What’s that phrase, a stitch in time saves nine? Field work kind of works that way, too. There’s a lot of time that you sort of feel like isn’t productive enough, but I have to remember to take the long view because if I don’t get your ducks in a row at the beginning it’s wayyyyy more difficult later to try and fix the problem/justify a decision I made. Inevitably I’ll screw a bunch of things up and not have taken care of them before the project started (first rule of field work: accept that for a bunch of the time it’ll be bananas), but the more things that I can guard against the better.
This week was (and next week will be) all about crossing those t’s and dotting those i’s. Luckily, I had a field veteran with me to rock some mentoring and make sure that I didn’t end the week curled up in the fetal position, weeping. This is Paul!
Paul works as a researcher at WHRC and he is awesome. I adore him already. He’s been helping me put together the gas flux chambers and plan out a bunch of the organizational details that I had punted on until I got down here. (What time of day are we going to sample? How are we going to get everything done in the field with two people as efficiently as possible? What kinds of obstacles have other students run into that I should be thinking about? etc.) Paul is a complete treasure trove of wisdom about this sort of stuff. Plus he’s handy and rad and knows tons of science.
First thing we did was build a bunch of nitrogen gas flux chambers. Rod Venterea at UMN came up with this design for his lab and passed it on to me, but a lot of the assembly I waited to get in country to do since the materials packed up smaller as component parts:
(More about Rod and his insanely great lab manager Mike Dolan in a future post I’m going to call “people who saved my butt when I was getting ready to leave for Brazil”… or something like that.)
We also had to go out into the forest and come up with a way to get the chamber bases (i.e. the bottom part of the chamber that we attach the top part to in order to capture the gas fluxes) into the ground as easily as possible. Baxi, one of the many amazing field workers at the ranch, carved this cool board to fit the bases perfectly so all I had to was jump on the thing a few times and, boom, I was ready to do science!

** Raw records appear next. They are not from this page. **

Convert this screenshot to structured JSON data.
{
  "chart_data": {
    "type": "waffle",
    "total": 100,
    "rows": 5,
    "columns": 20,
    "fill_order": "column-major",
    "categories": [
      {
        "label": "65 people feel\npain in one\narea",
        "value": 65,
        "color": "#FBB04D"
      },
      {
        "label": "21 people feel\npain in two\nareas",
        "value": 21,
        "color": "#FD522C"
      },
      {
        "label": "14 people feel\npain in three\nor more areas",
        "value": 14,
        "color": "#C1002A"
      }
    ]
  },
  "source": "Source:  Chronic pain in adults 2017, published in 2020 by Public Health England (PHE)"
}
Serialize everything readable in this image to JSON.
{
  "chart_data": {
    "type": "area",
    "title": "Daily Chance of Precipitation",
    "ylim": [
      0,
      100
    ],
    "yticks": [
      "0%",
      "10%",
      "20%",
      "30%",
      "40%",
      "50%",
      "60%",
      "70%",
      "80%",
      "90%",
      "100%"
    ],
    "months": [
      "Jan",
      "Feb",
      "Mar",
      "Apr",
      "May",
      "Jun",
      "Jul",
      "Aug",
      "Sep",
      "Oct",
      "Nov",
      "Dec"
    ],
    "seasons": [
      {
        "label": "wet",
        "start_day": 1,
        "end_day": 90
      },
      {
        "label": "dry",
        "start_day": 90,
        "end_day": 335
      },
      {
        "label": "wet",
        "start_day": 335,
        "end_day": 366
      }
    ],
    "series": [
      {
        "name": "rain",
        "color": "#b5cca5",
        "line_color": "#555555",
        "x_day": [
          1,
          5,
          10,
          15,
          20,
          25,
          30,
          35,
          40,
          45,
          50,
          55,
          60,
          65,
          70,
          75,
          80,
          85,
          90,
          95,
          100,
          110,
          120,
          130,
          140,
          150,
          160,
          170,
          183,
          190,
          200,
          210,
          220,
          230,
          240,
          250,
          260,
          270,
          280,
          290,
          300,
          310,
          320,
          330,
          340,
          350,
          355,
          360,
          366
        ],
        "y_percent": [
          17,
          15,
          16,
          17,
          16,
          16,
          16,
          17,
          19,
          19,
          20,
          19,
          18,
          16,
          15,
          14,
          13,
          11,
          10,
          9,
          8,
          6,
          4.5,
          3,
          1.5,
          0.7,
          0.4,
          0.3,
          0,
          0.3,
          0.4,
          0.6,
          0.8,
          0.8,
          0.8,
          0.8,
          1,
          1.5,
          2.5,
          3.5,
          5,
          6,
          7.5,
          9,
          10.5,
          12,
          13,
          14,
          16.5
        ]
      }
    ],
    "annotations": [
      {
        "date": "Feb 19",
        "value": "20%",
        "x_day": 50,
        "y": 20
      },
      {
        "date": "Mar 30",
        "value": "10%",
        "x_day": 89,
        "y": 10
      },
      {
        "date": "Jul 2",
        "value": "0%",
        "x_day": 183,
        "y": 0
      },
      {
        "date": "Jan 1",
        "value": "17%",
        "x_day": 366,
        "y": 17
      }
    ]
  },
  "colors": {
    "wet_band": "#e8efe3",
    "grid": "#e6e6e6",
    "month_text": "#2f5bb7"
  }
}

Finally, nitrogen gas fluxes are regulated in large part by temperature and soil water content, plus the amount of nitrogen floating around in the soil that’s available to bacteria. Soil water content we can’t really control, since rain drives it, but what temperature the soil is when sampling we can control – by sampling during the morning (cooler soil) or the afternoon (warmer soil). For this study, I don’t want to look at temperature changes, but I do want to make sure that I’m not sometimes sampling in the morning and sometimes sampling in the afternoon – i.e. I don’t want to introduce a confounding variable into the study. So, I need to have a sense of how much the soil temperature varies over the course of the day so that later I can justify that a sample at 10 am is within roughly the same temperature regime as a sample at 11:30 am.
So we did that! Paul and I (ok, Paul) set up two thermocouples to take the soil temperature every 15 minutes a few inches below the soil surface in a forest plot and in a soybean field. At the same time, I recorded what my analog soil thermometers reported the soil temperature as to make sure that the thermometers didn’t vary from each other and that they were aligned with the thermocouple data.
Happy to report that there were no lemons out of my eight thermometers!
We’ll pick up the thermocouple equipment and download the data on Monday (it’s been running since Thursday) and I’ll get to take a look. Very excited to do so! Aside from letting me get some hands on some sweet data (data!!!!!!), I’ll get to head back into the forest. Yessssssssss!